Sound Technology: Preview of Michael Lowenstern at Basile Opera Center
Editor’s Note: This story was originally published on defunct, Central Indiana arts website Sky Blue Window on January 31, 2015. Some formatting, content and style changes may differ from the original version.
Avant-garde and opera are two terms that, on the surface, appear more as oxymorons than synonyms. That is, unless you consider the new concert series through IUPUI’s Music and Arts Technology department. It aims to change that notion, at least for a few nights this year.
This coming Tuesday (Feb. 3) at 7:30 p.m., the Basile Opera Center, new home of Indianapolis Opera, will host a concert by bass clarinetist Michael Lowenstern. It will be the second in a series of performances by contemporary musicians who employ technology in their acts.

Courtesy of IUPUI
“It’s very hard to keep current simply by having students look in textbooks, which inevitably will be one step behind in a part of the world that moves so fast technologically,” says IUPUI Music and Arts Technology instructor Robin Cox. “So bringing active practitioners in that have a national and international reputation is a way you can truly demonstrate things that are relevant to today.”
Cox says IUPUI lacks a sizable performance space on caliber with the professional musicians his department hopes to attract. But the university’s shortcoming appears to be Indianapolis Opera’s gain. The opera has struggled to sustain itself since taking over the former Greek Orthodox church at 41st and Pennsylvania, and so now it has opened its doors to alternative programming as well.

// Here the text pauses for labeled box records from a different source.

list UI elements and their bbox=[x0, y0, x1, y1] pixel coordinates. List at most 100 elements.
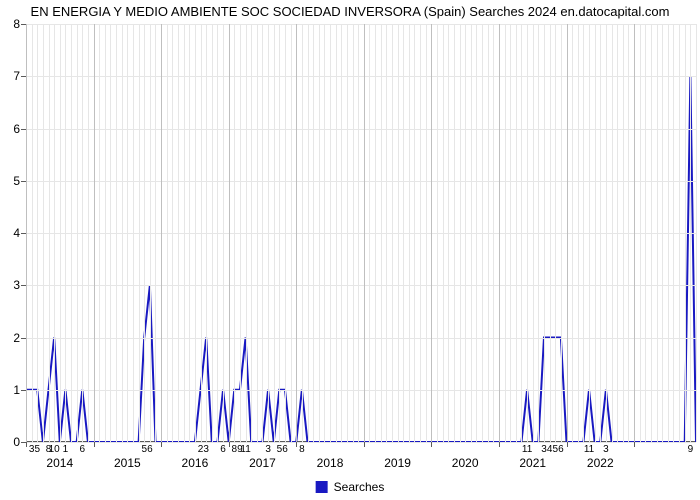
x-month-label: 8 bbox=[299, 442, 305, 455]
grid-line-v-minor bbox=[49, 24, 50, 442]
grid-line-v-minor bbox=[510, 24, 511, 442]
x-month-label: 10 bbox=[49, 442, 60, 455]
grid-line-v-minor bbox=[454, 24, 455, 442]
grid-line-v-minor bbox=[533, 24, 534, 442]
grid-line-v-major bbox=[431, 24, 432, 442]
grid-line-v-major bbox=[364, 24, 365, 442]
grid-line-v-minor bbox=[308, 24, 309, 442]
grid-line-v-minor bbox=[77, 24, 78, 442]
x-tick-mark bbox=[431, 442, 432, 447]
grid-line-v-minor bbox=[595, 24, 596, 442]
x-month-label: 6 bbox=[147, 442, 153, 455]
grid-line-v-minor bbox=[690, 24, 691, 442]
grid-line-v-minor bbox=[398, 24, 399, 442]
grid-line-h bbox=[26, 442, 696, 443]
grid-line-v-minor bbox=[105, 24, 106, 442]
grid-line-v-minor bbox=[465, 24, 466, 442]
grid-line-v-minor bbox=[144, 24, 145, 442]
legend: Searches bbox=[316, 480, 385, 494]
grid-line-v-minor bbox=[139, 24, 140, 442]
grid-line-v-minor bbox=[262, 24, 263, 442]
grid-line-v-minor bbox=[353, 24, 354, 442]
y-tick-label: 6 bbox=[13, 122, 26, 136]
grid-line-v-minor bbox=[505, 24, 506, 442]
x-year-label: 2017 bbox=[249, 456, 276, 470]
x-month-label: 11 bbox=[522, 442, 532, 455]
grid-line-v-minor bbox=[521, 24, 522, 442]
x-year-label: 2018 bbox=[317, 456, 344, 470]
grid-line-v-minor bbox=[285, 24, 286, 442]
grid-line-v-minor bbox=[679, 24, 680, 442]
x-month-label: 6 bbox=[80, 442, 86, 455]
grid-line-v-major bbox=[161, 24, 162, 442]
grid-line-v-minor bbox=[155, 24, 156, 442]
grid-line-v-major bbox=[229, 24, 230, 442]
x-month-label: 3 bbox=[603, 442, 609, 455]
grid-line-v-major bbox=[499, 24, 500, 442]
grid-line-v-minor bbox=[60, 24, 61, 442]
grid-line-v-minor bbox=[623, 24, 624, 442]
y-tick-label: 8 bbox=[13, 17, 26, 31]
y-tick-label: 3 bbox=[13, 278, 26, 292]
grid-line-v-minor bbox=[414, 24, 415, 442]
x-tick-mark bbox=[26, 442, 27, 447]
grid-line-v-major bbox=[296, 24, 297, 442]
x-tick-mark bbox=[161, 442, 162, 447]
x-year-label: 2015 bbox=[114, 456, 141, 470]
x-year-label: 2020 bbox=[452, 456, 479, 470]
grid-line-v-minor bbox=[133, 24, 134, 442]
grid-line-v-minor bbox=[291, 24, 292, 442]
grid-line-v-minor bbox=[110, 24, 111, 442]
grid-line-v-minor bbox=[696, 24, 697, 442]
grid-line-v-minor bbox=[640, 24, 641, 442]
grid-line-v-minor bbox=[668, 24, 669, 442]
grid-line-v-minor bbox=[251, 24, 252, 442]
grid-line-v-minor bbox=[212, 24, 213, 442]
grid-line-v-minor bbox=[99, 24, 100, 442]
x-month-label: 11 bbox=[584, 442, 594, 455]
x-tick-mark bbox=[229, 442, 230, 447]
grid-line-v-minor bbox=[82, 24, 83, 442]
grid-line-v-major bbox=[634, 24, 635, 442]
grid-line-v-minor bbox=[516, 24, 517, 442]
grid-line-v-minor bbox=[32, 24, 33, 442]
grid-line-v-major bbox=[567, 24, 568, 442]
grid-line-v-minor bbox=[628, 24, 629, 442]
grid-line-v-minor bbox=[43, 24, 44, 442]
grid-line-v-minor bbox=[403, 24, 404, 442]
x-tick-mark bbox=[94, 442, 95, 447]
grid-line-v-minor bbox=[167, 24, 168, 442]
grid-line-v-minor bbox=[426, 24, 427, 442]
grid-line-v-minor bbox=[369, 24, 370, 442]
grid-line-v-minor bbox=[375, 24, 376, 442]
grid-line-v-minor bbox=[122, 24, 123, 442]
x-year-label: 2022 bbox=[587, 456, 614, 470]
grid-line-v-minor bbox=[651, 24, 652, 442]
grid-line-v-minor bbox=[223, 24, 224, 442]
grid-line-v-minor bbox=[71, 24, 72, 442]
y-tick-label: 0 bbox=[13, 435, 26, 449]
grid-line-v-minor bbox=[538, 24, 539, 442]
y-tick-label: 1 bbox=[13, 383, 26, 397]
grid-line-v-minor bbox=[257, 24, 258, 442]
x-tick-mark bbox=[567, 442, 568, 447]
grid-line-v-minor bbox=[685, 24, 686, 442]
grid-line-v-minor bbox=[392, 24, 393, 442]
y-tick-label: 2 bbox=[13, 331, 26, 345]
grid-line-v-minor bbox=[274, 24, 275, 442]
grid-line-v-minor bbox=[612, 24, 613, 442]
grid-line-v-minor bbox=[471, 24, 472, 442]
grid-line-v-minor bbox=[347, 24, 348, 442]
grid-line-v-minor bbox=[324, 24, 325, 442]
grid-line-v-minor bbox=[65, 24, 66, 442]
grid-line-v-minor bbox=[178, 24, 179, 442]
x-month-label: 1 bbox=[63, 442, 69, 455]
grid-line-v-minor bbox=[313, 24, 314, 442]
grid-line-v-minor bbox=[448, 24, 449, 442]
grid-line-v-minor bbox=[493, 24, 494, 442]
grid-line-v-minor bbox=[88, 24, 89, 442]
x-month-label: 9 bbox=[688, 442, 694, 455]
x-month-label: 3 bbox=[203, 442, 209, 455]
grid-line-v-major bbox=[94, 24, 95, 442]
grid-line-v-minor bbox=[606, 24, 607, 442]
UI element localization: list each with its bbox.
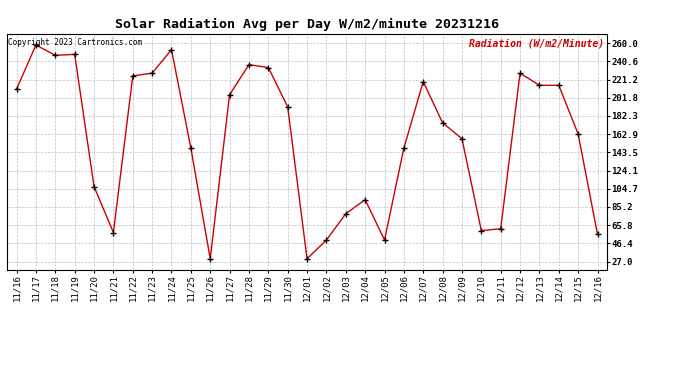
Text: Copyright 2023 Cartronics.com: Copyright 2023 Cartronics.com: [8, 39, 142, 48]
Title: Solar Radiation Avg per Day W/m2/minute 20231216: Solar Radiation Avg per Day W/m2/minute …: [115, 18, 499, 31]
Text: Radiation (W/m2/Minute): Radiation (W/m2/Minute): [469, 39, 604, 48]
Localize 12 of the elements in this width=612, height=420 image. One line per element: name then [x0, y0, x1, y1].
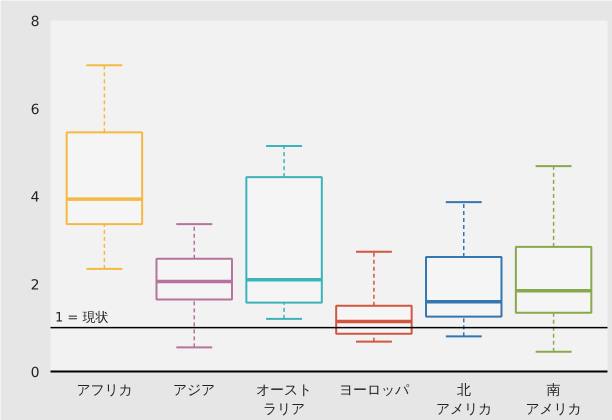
y-tick-label: 6: [30, 102, 40, 118]
x-tick-label: アジア: [173, 382, 216, 398]
x-tick-label: アフリカ: [76, 382, 132, 398]
y-tick-label: 4: [30, 190, 40, 206]
x-tick-label: 北アメリカ: [436, 382, 492, 418]
x-tick-label: オーストラリア: [256, 382, 312, 418]
x-tick-label: 南アメリカ: [526, 382, 582, 418]
y-tick-label: 0: [30, 365, 40, 381]
y-tick-label: 8: [30, 14, 40, 30]
y-tick-label: 2: [30, 277, 40, 294]
ref-line-label: 1 = 現状: [54, 310, 108, 326]
x-tick-label: ヨーロッパ: [338, 382, 410, 398]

“They have a wonderful facility … the Basile Opera Center,” Cox says. “The back of that building [the Greek Orthodox church] is a very large, rectangular space of 5,200 square feet. It’s very contemporary looking … not already pre-configured. In a way it’s sort of a blank slate, but it also physically sounds very nice.”
These IUPUI concerts performed there are free and open to all ages. The first in the series featured a performance by Pamela Z and attracted a near-capacity crowd. Lowenstern is the lone instrumentalist in the lineup, which ends in March with a performance by San Francisco soprano Amy X Neuberg. For now Cox is excited about the level of talent that Lowenstern brings to the table.
“He’s maybe one of the finest musical talents I’ve ever met,” Cox says. “He’s very adept at employing technology as a solo artist on stage and does a number of things that are unique solutions. He plays the oddball instrument of a bass clarinet, but he gets you to forget how unusual that instrument is pretty quickly just through his sheer level of capability.”
Prior to his performance, Lowenstern will host on-campus lectures and interactive sessions for students and members of Girls Rock Indianapolis. At the moment, IUPUI is funding the concert series. Cox says the university will assess the success of the series over the summer. He was encouraged by the turnout at the first show, and he’s hopeful it will continue.
“This is, in a sense, the inaugural year of this series,” he says. “Community involvement was more important to us than assessing a ticket fee for the shows. Beyond that, there’s no one really bringing artists of this nature into Indianapolis right now. So, it is giving Indianapolis something unique in that respect.”